But to add to that, um, what I think is interesting is that the brain processes a lot of energy when you’re thinking about things. And so that’s why we have habits, right? Like you don’t get into a car and drive to the gym and think about shifting, think about your breaking. Well, if you’re a racer, maybe you think about apexing a couple turns, but other than that you’re not really thinking, you know, you’re more or less, um, in this, like just you’re going with a flow.
And the reason why habits exist is they’ve proven that your brain burns 20% of your calories and you know, 20% of your glucose rather. So, and I know it relates to calories, but to be perfectly accurate, uh, I believe the number’s 20% of the glucose. And so it’s interesting because. Wow. You start to realize, like our brain is really burning up some of our resources.
So resources back in the all days, were very limited. And so the way that you manage that is through habits and through the subconscious mind and the automation. And, um, so it’s really interesting that on a race day, if you have a process, you essentially are an energy conservationalist, your glucose, mental carbon footprint is, I’m gonna be lower.

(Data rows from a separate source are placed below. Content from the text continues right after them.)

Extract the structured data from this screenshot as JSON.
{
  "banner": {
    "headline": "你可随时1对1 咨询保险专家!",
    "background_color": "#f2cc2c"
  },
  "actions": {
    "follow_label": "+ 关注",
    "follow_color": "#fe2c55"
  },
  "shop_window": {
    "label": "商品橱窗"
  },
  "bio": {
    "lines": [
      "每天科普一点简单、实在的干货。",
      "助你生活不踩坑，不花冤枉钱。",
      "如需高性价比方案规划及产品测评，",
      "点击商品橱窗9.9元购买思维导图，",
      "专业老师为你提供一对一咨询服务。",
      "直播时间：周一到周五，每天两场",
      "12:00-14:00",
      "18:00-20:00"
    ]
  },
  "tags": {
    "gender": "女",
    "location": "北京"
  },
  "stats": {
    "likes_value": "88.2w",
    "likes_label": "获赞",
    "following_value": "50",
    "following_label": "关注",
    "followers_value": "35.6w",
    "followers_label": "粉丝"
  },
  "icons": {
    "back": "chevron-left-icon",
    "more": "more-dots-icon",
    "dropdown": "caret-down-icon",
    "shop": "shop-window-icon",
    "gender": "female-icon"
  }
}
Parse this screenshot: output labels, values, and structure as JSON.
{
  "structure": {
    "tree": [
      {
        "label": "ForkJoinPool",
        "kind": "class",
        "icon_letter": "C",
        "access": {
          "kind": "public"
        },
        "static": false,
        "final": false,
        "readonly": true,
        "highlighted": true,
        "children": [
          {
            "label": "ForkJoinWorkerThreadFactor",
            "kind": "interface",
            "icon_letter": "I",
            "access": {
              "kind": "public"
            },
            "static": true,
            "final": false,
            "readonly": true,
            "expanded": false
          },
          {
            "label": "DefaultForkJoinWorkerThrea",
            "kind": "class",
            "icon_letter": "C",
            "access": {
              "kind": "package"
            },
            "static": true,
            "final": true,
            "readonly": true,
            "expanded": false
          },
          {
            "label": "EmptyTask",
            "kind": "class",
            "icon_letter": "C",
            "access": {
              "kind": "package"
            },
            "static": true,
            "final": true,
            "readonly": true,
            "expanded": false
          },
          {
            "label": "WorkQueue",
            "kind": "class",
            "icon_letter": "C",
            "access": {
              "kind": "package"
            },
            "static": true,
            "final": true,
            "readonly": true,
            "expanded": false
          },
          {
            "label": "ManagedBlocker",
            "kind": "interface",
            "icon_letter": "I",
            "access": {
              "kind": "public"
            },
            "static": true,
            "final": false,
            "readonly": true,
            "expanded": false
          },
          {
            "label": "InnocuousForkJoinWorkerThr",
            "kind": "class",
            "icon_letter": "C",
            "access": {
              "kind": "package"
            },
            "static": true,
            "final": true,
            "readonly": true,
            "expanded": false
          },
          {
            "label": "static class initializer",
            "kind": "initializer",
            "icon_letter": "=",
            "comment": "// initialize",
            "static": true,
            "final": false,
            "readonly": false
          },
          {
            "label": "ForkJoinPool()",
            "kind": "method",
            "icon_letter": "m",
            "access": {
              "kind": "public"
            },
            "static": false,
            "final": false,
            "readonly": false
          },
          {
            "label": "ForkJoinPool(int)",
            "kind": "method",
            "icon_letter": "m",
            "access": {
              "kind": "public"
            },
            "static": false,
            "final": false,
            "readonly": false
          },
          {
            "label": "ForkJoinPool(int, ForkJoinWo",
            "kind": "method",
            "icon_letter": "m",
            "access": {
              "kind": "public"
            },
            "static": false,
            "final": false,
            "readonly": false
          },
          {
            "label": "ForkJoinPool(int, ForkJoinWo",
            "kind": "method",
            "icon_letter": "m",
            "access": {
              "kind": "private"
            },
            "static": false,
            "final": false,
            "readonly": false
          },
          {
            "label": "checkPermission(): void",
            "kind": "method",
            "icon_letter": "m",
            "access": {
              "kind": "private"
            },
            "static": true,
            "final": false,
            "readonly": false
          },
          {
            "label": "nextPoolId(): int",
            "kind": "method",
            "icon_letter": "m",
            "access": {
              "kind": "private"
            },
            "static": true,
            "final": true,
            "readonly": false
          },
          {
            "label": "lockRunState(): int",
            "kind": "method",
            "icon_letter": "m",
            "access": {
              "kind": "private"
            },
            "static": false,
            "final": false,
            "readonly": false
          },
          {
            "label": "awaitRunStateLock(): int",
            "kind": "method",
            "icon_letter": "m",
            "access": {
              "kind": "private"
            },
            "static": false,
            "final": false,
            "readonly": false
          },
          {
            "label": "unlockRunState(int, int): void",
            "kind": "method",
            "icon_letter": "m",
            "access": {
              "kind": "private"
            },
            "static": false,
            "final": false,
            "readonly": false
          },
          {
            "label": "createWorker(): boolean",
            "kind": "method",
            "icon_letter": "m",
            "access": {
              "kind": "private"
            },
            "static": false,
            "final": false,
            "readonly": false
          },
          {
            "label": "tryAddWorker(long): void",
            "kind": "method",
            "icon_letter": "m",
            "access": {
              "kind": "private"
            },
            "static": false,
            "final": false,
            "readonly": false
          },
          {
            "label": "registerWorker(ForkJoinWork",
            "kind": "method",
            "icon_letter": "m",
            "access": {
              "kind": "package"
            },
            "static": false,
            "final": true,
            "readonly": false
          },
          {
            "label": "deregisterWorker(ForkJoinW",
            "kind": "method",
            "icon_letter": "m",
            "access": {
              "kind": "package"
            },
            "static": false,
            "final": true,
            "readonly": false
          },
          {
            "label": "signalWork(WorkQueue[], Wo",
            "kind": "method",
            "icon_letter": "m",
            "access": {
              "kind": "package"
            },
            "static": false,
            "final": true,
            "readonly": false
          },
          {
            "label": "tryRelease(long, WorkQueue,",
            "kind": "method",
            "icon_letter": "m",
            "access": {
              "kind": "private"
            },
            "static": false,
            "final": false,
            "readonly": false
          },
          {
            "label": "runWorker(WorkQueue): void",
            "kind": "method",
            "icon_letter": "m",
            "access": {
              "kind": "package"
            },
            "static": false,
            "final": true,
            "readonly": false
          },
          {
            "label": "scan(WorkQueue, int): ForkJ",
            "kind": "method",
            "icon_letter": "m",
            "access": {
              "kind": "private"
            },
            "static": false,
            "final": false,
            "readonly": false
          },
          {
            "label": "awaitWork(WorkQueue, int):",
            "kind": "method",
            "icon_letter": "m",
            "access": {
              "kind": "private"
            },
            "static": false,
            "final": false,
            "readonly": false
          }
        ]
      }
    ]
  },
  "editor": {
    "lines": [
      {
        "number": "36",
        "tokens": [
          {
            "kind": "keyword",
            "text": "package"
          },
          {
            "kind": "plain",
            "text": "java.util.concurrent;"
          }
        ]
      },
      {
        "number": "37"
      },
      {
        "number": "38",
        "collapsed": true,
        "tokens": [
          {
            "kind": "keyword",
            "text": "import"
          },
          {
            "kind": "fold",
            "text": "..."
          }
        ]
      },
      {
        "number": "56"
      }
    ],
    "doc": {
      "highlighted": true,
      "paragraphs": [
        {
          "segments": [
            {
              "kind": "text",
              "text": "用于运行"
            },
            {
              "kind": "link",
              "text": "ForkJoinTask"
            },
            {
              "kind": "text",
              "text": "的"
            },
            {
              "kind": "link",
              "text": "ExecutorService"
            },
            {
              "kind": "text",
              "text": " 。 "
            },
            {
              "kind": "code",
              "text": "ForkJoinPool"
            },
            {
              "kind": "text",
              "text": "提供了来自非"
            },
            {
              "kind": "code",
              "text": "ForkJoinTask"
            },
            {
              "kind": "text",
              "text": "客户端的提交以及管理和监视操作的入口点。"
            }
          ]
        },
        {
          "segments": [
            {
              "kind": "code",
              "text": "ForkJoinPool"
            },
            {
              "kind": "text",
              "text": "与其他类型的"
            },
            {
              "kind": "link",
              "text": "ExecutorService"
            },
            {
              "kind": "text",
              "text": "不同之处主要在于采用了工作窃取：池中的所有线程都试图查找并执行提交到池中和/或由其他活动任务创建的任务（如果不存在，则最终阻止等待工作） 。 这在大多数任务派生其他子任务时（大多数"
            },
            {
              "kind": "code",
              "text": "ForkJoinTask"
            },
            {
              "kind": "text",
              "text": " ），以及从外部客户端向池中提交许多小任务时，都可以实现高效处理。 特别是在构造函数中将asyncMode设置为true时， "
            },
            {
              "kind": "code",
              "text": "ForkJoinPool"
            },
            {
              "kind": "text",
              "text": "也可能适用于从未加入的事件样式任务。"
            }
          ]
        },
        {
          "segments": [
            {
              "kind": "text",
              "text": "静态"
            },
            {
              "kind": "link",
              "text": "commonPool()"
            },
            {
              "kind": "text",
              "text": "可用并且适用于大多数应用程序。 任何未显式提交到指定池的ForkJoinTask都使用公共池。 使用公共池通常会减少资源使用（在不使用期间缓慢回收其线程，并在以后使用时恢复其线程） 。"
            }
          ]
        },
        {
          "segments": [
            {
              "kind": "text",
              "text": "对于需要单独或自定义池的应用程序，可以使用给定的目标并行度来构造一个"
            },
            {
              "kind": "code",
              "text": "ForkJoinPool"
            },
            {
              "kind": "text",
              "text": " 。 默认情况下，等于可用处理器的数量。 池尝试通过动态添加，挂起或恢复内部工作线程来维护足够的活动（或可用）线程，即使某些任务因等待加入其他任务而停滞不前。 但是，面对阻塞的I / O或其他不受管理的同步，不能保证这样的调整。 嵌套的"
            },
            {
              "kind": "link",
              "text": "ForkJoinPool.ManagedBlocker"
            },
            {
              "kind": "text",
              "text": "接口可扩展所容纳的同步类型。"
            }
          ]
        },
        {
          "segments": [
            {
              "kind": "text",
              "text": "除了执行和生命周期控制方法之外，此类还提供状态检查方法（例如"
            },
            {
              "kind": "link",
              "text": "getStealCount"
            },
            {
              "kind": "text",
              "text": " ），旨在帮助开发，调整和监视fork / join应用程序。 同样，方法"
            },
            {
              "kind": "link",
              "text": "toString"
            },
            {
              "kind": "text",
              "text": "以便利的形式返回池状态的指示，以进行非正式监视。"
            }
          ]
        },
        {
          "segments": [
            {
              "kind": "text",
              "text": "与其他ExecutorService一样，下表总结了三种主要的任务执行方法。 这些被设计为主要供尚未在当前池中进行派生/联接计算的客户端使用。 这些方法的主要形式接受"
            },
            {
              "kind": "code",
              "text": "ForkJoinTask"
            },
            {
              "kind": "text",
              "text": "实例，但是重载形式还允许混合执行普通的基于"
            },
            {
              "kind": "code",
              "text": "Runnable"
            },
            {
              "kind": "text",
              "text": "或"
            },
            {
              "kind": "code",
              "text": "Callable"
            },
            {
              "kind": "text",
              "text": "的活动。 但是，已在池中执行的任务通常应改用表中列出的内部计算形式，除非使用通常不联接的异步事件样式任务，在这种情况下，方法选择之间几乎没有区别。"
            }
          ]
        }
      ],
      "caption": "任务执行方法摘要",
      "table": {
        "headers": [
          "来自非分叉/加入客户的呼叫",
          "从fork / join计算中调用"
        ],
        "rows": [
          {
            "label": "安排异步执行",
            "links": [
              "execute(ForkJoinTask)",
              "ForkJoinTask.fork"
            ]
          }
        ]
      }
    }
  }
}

I mean, you’re, you’re, you’re doing things where you free up your mind to either not be thinking, not burning calorie, not burning glucose, and just maybe allow your mind to focus on the things that might be a little bit more relevant and important. Like, Hey, what did Deagan just do? Um, you know, Jason Anderson is having a breakout ride tonight.
Well, why, you know, as opposed to like, I, no. Should I eat peanut butter and jelly today, or should I have peanut butter and banana? It’s like, dude, are you serious? And you know what sad part is? I, I won’t call anyone out, but I’ve seen the athletes, and you can, you know what’s funny? I think that if you brought someone that knew nothing about our sport, motocross, Supercross, you brought them in and you said, Hey, listen, I’m not gonna tell you who’s the best and who’s not, but what I’m gonna do is we’re gonna introduce you to 10 athletes.
You’re gonna hang out with each one for 10 minutes, 10 athletes, 10 minutes. At the end of that timeframe, I want you to tell me who do you think is the best, and who do you think is getting the worst results? What do you think the result of that experiment?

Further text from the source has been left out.